The former vegetarian had relied on breads and pasta to feel full but didn’t like how the future looked at 210 pounds. Her keto diet, at 3,000 calories a day, changed her relationship with food.
“You are not wearing the ball and chain of sugar,” said Bourgeois, 41, who works in administration in Toronto. “My life is simpler when I’m living this lifestyle.”
She’s trying to return to ketosis but the adjustment period is rough.
“One foot in and one foot out is the worst possible place to be,” Bourgeois said.
Even a little cheating can sideline the diet’s effects, said Toronto registered dietitian Abby Langer.
“You have to maintain ketosis. It’s not a diet you can step out of on the weekends and step back into. You have to maintain it to use the fat as energy.”
If someone cheated and ate pizza, the body would switch back to using the carbs as energy, she said. Add that onto a day of chicken skin and fat bombs, and you could be in trouble.
“Most dietitians will say it’s not healthy,” Langer says, but she disagrees. If weight loss is the primary goal, it’s effective, but she warns having a social life or running long distances without carbs could be tough.
In the 1920s, doctors in the U.S. started to investigate a starvation diet as a treatment for epilepsy, according to the journal Epilepsia. The absence of carbohydrates appeared to force the body to burn fat.
Starvation being unsustainable, doctors then developed a strict 4:1 fat to protein and carbohydrate ratio to reduce seizure activity in children, which remains a recognized treatment today.
Some studies have suggested the diet can potentially play a role in the treatment of other illnesses such as diabetes, polycystic ovary syndrome, acne, neurological diseases, even cancer and cardiovascular disease, according to a 2013 report in the European Journal of Clinical Nutrition.
But not everyone is convinced.
“It has kind of a science-y background that may make it seem like it has more legitimacy as a diet for all of us than it really does,” said Timothy Caulfield, Canada Research Chair in health law and policy at the University of Alberta and author of Is Gwyneth Paltrow Wrong About Everything? When Celebrity Culture and Science Clash.
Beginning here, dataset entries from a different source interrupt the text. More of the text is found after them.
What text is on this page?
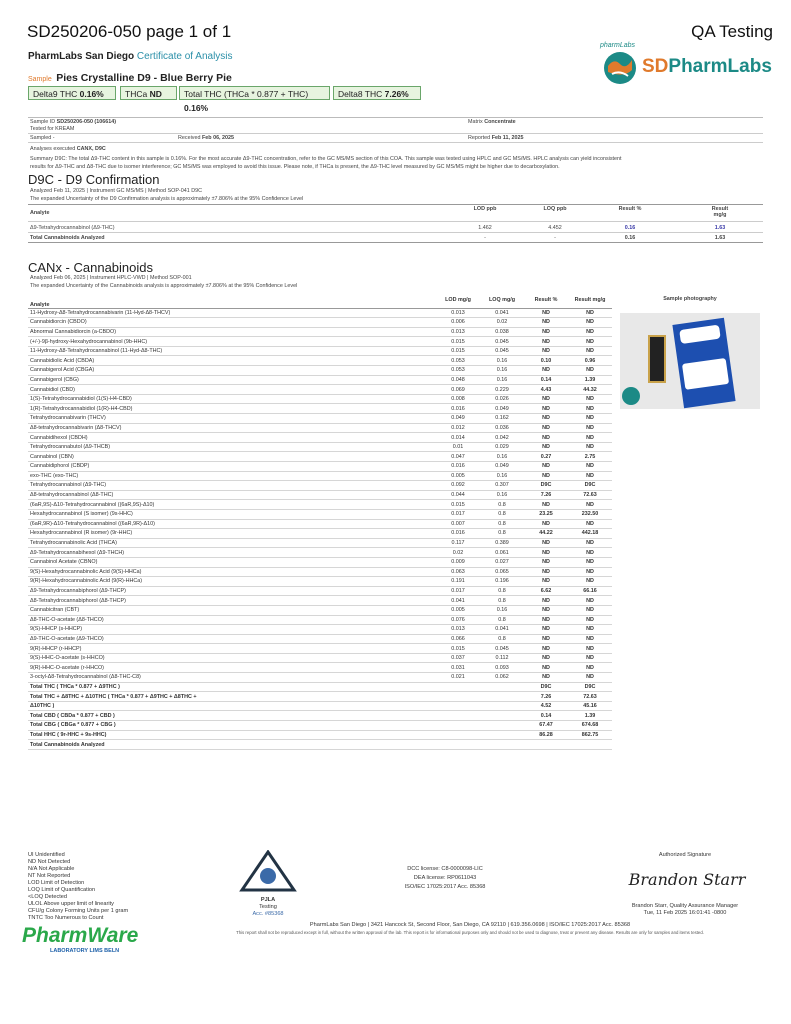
SD250206-050 page 1 of 1	QA Testing
PharmLabs San Diego Certificate of Analysis
Sample Pies Crystalline D9 - Blue Berry Pie
pharmLabs
SDPharmLabs
Delta9 THC 0.16%	THCa ND	Total THC (THCa * 0.877 + THC) 0.16%
Delta8 THC 7.26%
Sample ID SD250206-050 (106614)	Matrix Concentrate
Tested for KREAM
Sampled -	Received Feb 06, 2025	Reported Feb 11, 2025
Analyses executed CANX, D9C
Summary D9C: The total Δ9-THC content in this sample is 0.16%. For the most accurate Δ9-THC concentration, refer to the GC MS/MS section of this COA. This sample was tested using HPLC and GC MS/MS. HPLC analysis can yield inconsistent
results for Δ9-THC and Δ8-THC due to isomer interference; GC MS/MS was employed to avoid this issue. Please note, if THCa is present, the Δ9-THC level measured by GC MS/MS might be higher due to decarboxylation.
D9C - D9 Confirmation
Analyzed Feb 11, 2025 | Instrument GC MS/MS | Method SOP-041 D9C
The expanded Uncertainty of the D9 Confirmation analysis is approximately ±7.806% at the 95% Confidence Level
Analyte
LOD ppb	LOQ ppb	Result %	Result mg/g
Δ9-Tetrahydrocannabinol (Δ9-THC)	1.462	4.452	0.16	1.63
Total Cannabinoids Analyzed	-	-	0.16	1.63
CANx - Cannabinoids
Analyzed Feb 06, 2025 | Instrument HPLC-VWD | Method SOP-001
The expanded Uncertainty of the Cannabinoids analysis is approximately ±7.806% at the 95% Confidence Level
Analyte	LOD mg/g	LOQ mg/g	Result %	Result mg/g
11-Hydroxy-Δ8-Tetrahydrocannabivarin (11-Hyd-Δ8-THCV)	0.013	0.041	ND	ND
Cannabidiorcin (CBDO)	0.006	0.02	ND	ND
Abnormal Cannabidiorcin (a-CBDO)	0.013	0.038	ND	ND
(+/-)-9β-hydroxy-Hexahydrocannabinol (9b-HHC)	0.015	0.045	ND	ND
11-Hydroxy-Δ8-Tetrahydrocannabinol (11-Hyd-Δ8-THC)	0.015	0.045	ND	ND
Cannabidiolic Acid (CBDA)	0.053	0.16	0.10	0.96
Cannabigerol Acid (CBGA)	0.053	0.16	ND	ND
Cannabigerol (CBG)	0.048	0.16	0.14	1.39
Cannabidiol (CBD)	0.069	0.229	4.43	44.32
1(S)-Tetrahydrocannabidiol (1(S)-H4-CBD)	0.008	0.026	ND	ND
1(R)-Tetrahydrocannabidiol (1(R)-H4-CBD)	0.016	0.049	ND	ND
Tetrahydrocannabivarin (THCV)	0.049	0.162	ND	ND
Δ8-tetrahydrocannabivarin (Δ8-THCV)	0.012	0.036	ND	ND
Cannabidihexol (CBDH)	0.014	0.042	ND	ND
Tetrahydrocannabutol (Δ9-THCB)	0.01	0.029	ND	ND
Cannabinol (CBN)	0.047	0.16	0.27	2.75
Cannabidiphorol (CBDP)	0.016	0.049	ND	ND
exo-THC (exo-THC)	0.005	0.16	ND	ND
Tetrahydrocannabinol (Δ9-THC)	0.092	0.307	D9C	D9C
Δ8-tetrahydrocannabinol (Δ8-THC)	0.044	0.16	7.26	72.63
(6aR,9S)-Δ10-Tetrahydrocannabinol ((6aR,9S)-Δ10)	0.015	0.8	ND	ND
Hexahydrocannabinol (S isomer) (9s-HHC)	0.017	0.8	23.25	232.50
(6aR,9R)-Δ10-Tetrahydrocannabinol ((6aR,9R)-Δ10)	0.007	0.8	ND	ND
Hexahydrocannabinol (R isomer) (9r-HHC)	0.016	0.8	44.22	442.18
Tetrahydrocannabinolic Acid (THCA)	0.117	0.389	ND	ND
Δ9-Tetrahydrocannabihexol (Δ9-THCH)	0.02	0.061	ND	ND
Cannabinol Acetate (CBNO)	0.009	0.027	ND	ND
9(S)-Hexahydrocannabinolic Acid (9(S)-HHCa)	0.063	0.065	ND	ND
9(R)-Hexahydrocannabinolic Acid (9(R)-HHCa)	0.191	0.196	ND	ND
Δ9-Tetrahydrocannabiphorol (Δ9-THCP)	0.017	0.8	6.62	66.16
Δ8-Tetrahydrocannabiphorol (Δ8-THCP)	0.041	0.8	ND	ND
Cannabicitran (CBT)	0.005	0.16	ND	ND
Δ8-THC-O-acetate (Δ8-THCO)	0.076	0.8	ND	ND
9(S)-HHCP (s-HHCP)	0.013	0.041	ND	ND
Δ9-THC-O-acetate (Δ9-THCO)	0.066	0.8	ND	ND
9(R)-HHCP (r-HHCP)	0.015	0.045	ND	ND
9(S)-HHC-O-acetate (s-HHCO)	0.037	0.112	ND	ND
9(R)-HHC-O-acetate (r-HHCO)	0.031	0.093	ND	ND
3-octyl-Δ8-Tetrahydrocannabinol (Δ8-THC-C8)	0.021	0.062	ND	ND
Total THC ( THCa * 0.877 + Δ9THC )			D9C	D9C
Total THC + Δ8THC + Δ10THC ( THCa * 0.877 + Δ9THC + Δ8THC +			7.26	72.63
Δ10THC )			4.52	45.16
Total CBD ( CBDa * 0.877 + CBD )			0.14	1.39
Total CBG ( CBGa * 0.877 + CBG )			67.47	674.68
Total HHC ( 9r-HHC + 9s-HHC)			86.28	862.75
Total Cannabinoids Analyzed				
Sample photography
UI Unidentified
ND Not Detected
N/A Not Applicable
NT Not Reported
LOD Limit of Detection
LOQ Limit of Quantification
<LOQ Detected
ULOL Above upper limit of linearity
CFU/g Colony Forming Units per 1 gram
TNTC Too Numerous to Count
PJLA
Testing
Acc. #85368
DCC license: C8-0000098-LIC
DEA license: RP0611043
ISO/IEC 17025:2017 Acc. 85368
Authorized Signature
Brandon Starr
Brandon Starr, Quality Assurance Manager
Tue, 11 Feb 2025 16:01:41 -0800
PharmLabs San Diego | 3421 Hancock St, Second Floor, San Diego, CA 92110 | 619.356.0698 | ISO/IEC 17025:2017 Acc. 85368
This report shall not be reproduced except in full, without the written approval of the lab. This report is for informational purposes only and should not be used to diagnose, treat or prevent any disease. Results are only for samples and items tested.
PharmWare
LABORATORY LIMS BELN
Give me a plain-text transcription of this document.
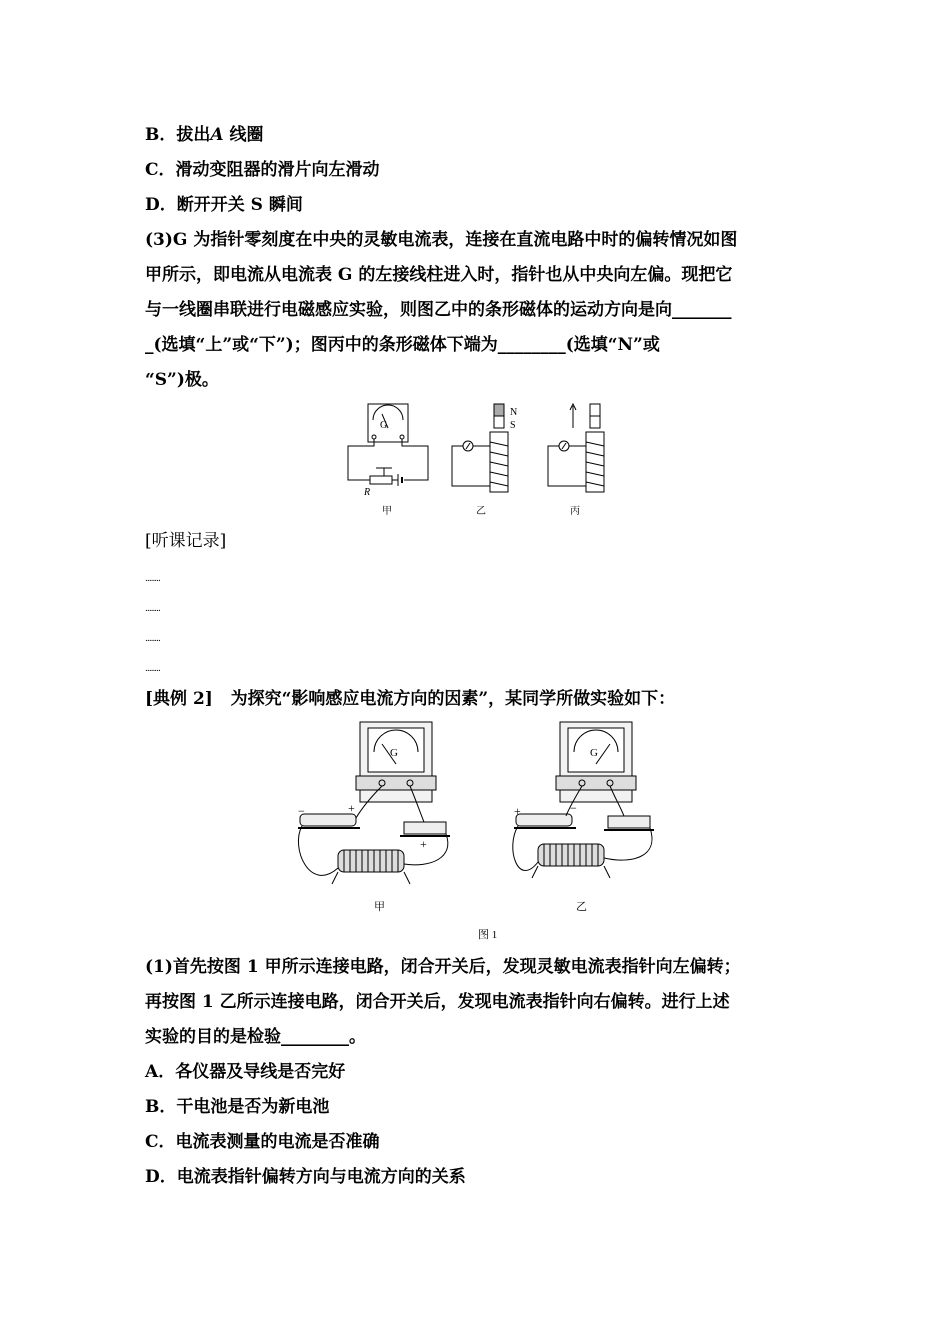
B．拔出A 线圈
C．滑动变阻器的滑片向左滑动
D．断开开关 S 瞬间
(3)G 为指针零刻度在中央的灵敏电流表，连接在直流电路中时的偏转情况如图
甲所示，即电流从电流表 G 的左接线柱进入时，指针也从中央向左偏。现把它
与一线圈串联进行电磁感应实验，则图乙中的条形磁体的运动方向是向_______
_(选填“上”或“下”)；图丙中的条形磁体下端为________(选填“N”或
“S”)极。
G
R
甲
N
S
乙	丙
[听课记录]
........
........
........
........
[典例 2] 为探究“影响感应电流方向的因素”，某同学所做实验如下：
G
−	+
+
甲
G
+	−
乙
图 1
(1)首先按图 1 甲所示连接电路，闭合开关后，发现灵敏电流表指针向左偏转；
再按图 1 乙所示连接电路，闭合开关后，发现电流表指针向右偏转。进行上述
实验的目的是检验________。
A．各仪器及导线是否完好
B．干电池是否为新电池
C．电流表测量的电流是否准确
D．电流表指针偏转方向与电流方向的关系
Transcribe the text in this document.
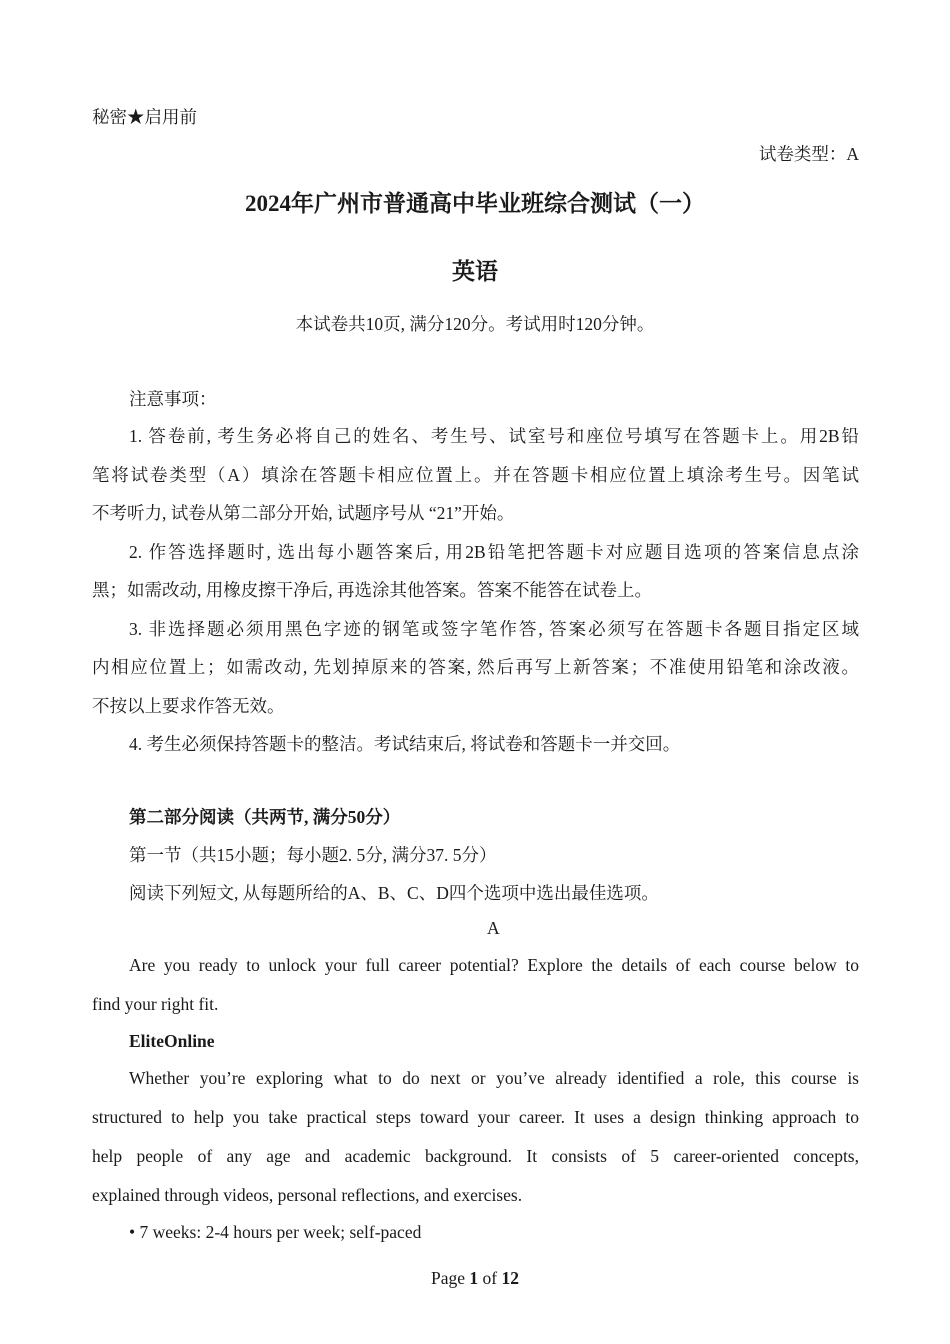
秘密★启用前
试卷类型：A
2024年广州市普通高中毕业班综合测试（一）
英语
本试卷共10页, 满分120分。考试用时120分钟。
注意事项：
1. 答卷前, 考生务必将自己的姓名、考生号、试室号和座位号填写在答题卡上。用2B铅
笔将试卷类型（A）填涂在答题卡相应位置上。并在答题卡相应位置上填涂考生号。因笔试
不考听力, 试卷从第二部分开始, 试题序号从 “21”开始。
2. 作答选择题时, 选出每小题答案后, 用2B铅笔把答题卡对应题目选项的答案信息点涂
黑；如需改动, 用橡皮擦干净后, 再选涂其他答案。答案不能答在试卷上。
3. 非选择题必须用黑色字迹的钢笔或签字笔作答, 答案必须写在答题卡各题目指定区域
内相应位置上；如需改动, 先划掉原来的答案, 然后再写上新答案；不准使用铅笔和涂改液。
不按以上要求作答无效。
4. 考生必须保持答题卡的整洁。考试结束后, 将试卷和答题卡一并交回。
第二部分阅读（共两节, 满分50分）
第一节（共15小题；每小题2. 5分, 满分37. 5分）
阅读下列短文, 从每题所给的A、B、C、D四个选项中选出最佳选项。
A
Are you ready to unlock your full career potential? Explore the details of each course below to
find your right fit.
EliteOnline
Whether you’re exploring what to do next or you’ve already identified a role, this course is
structured to help you take practical steps toward your career. It uses a design thinking approach to
help people of any age and academic background. It consists of 5 career-oriented concepts,
explained through videos, personal reflections, and exercises.
• 7 weeks: 2-4 hours per week; self-paced
Page 1 of 12
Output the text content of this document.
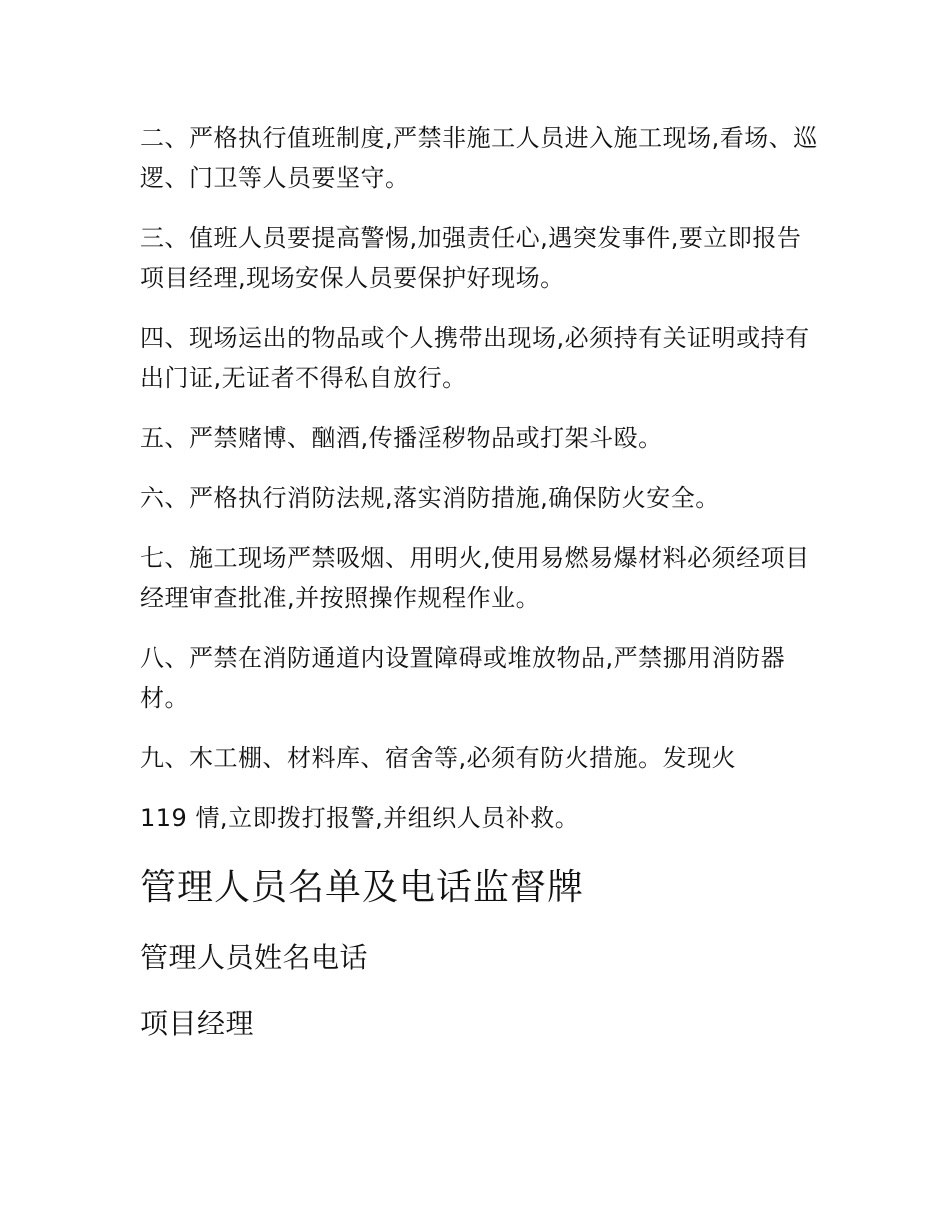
二、严格执行值班制度,严禁非施工人员进入施工现场,看场、巡逻、门卫等人员要坚守。

三、值班人员要提高警惕,加强责任心,遇突发事件,要立即报告项目经理,现场安保人员要保护好现场。

四、现场运出的物品或个人携带出现场,必须持有关证明或持有出门证,无证者不得私自放行。

五、严禁赌博、酗酒,传播淫秽物品或打架斗殴。

六、严格执行消防法规,落实消防措施,确保防火安全。

七、施工现场严禁吸烟、用明火,使用易燃易爆材料必须经项目经理审查批准,并按照操作规程作业。

八、严禁在消防通道内设置障碍或堆放物品,严禁挪用消防器材。

九、木工棚、材料库、宿舍等,必须有防火措施。发现火

119 情,立即拨打报警,并组织人员补救。

管理人员名单及电话监督牌

管理人员姓名电话

项目经理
“For most human beings, there’s nothing special about this diet,” he said.
In general, most diets work when people pay attention to what they’re eating, which is often for only a short period of time, he said. When it comes to healthy weight loss, a diet has to be maintained forever.
“We always see these different macronutrients getting emphasized,” he said, referring to the carbohydrates, fats and proteins that make up the building blocks of food.
“Look at the different diets throughout history, and there are literally hundreds. Name one that, over the long term, has turned out to work. You can’t. They all perform about the same, regardless of the macronutrient being emphasized.”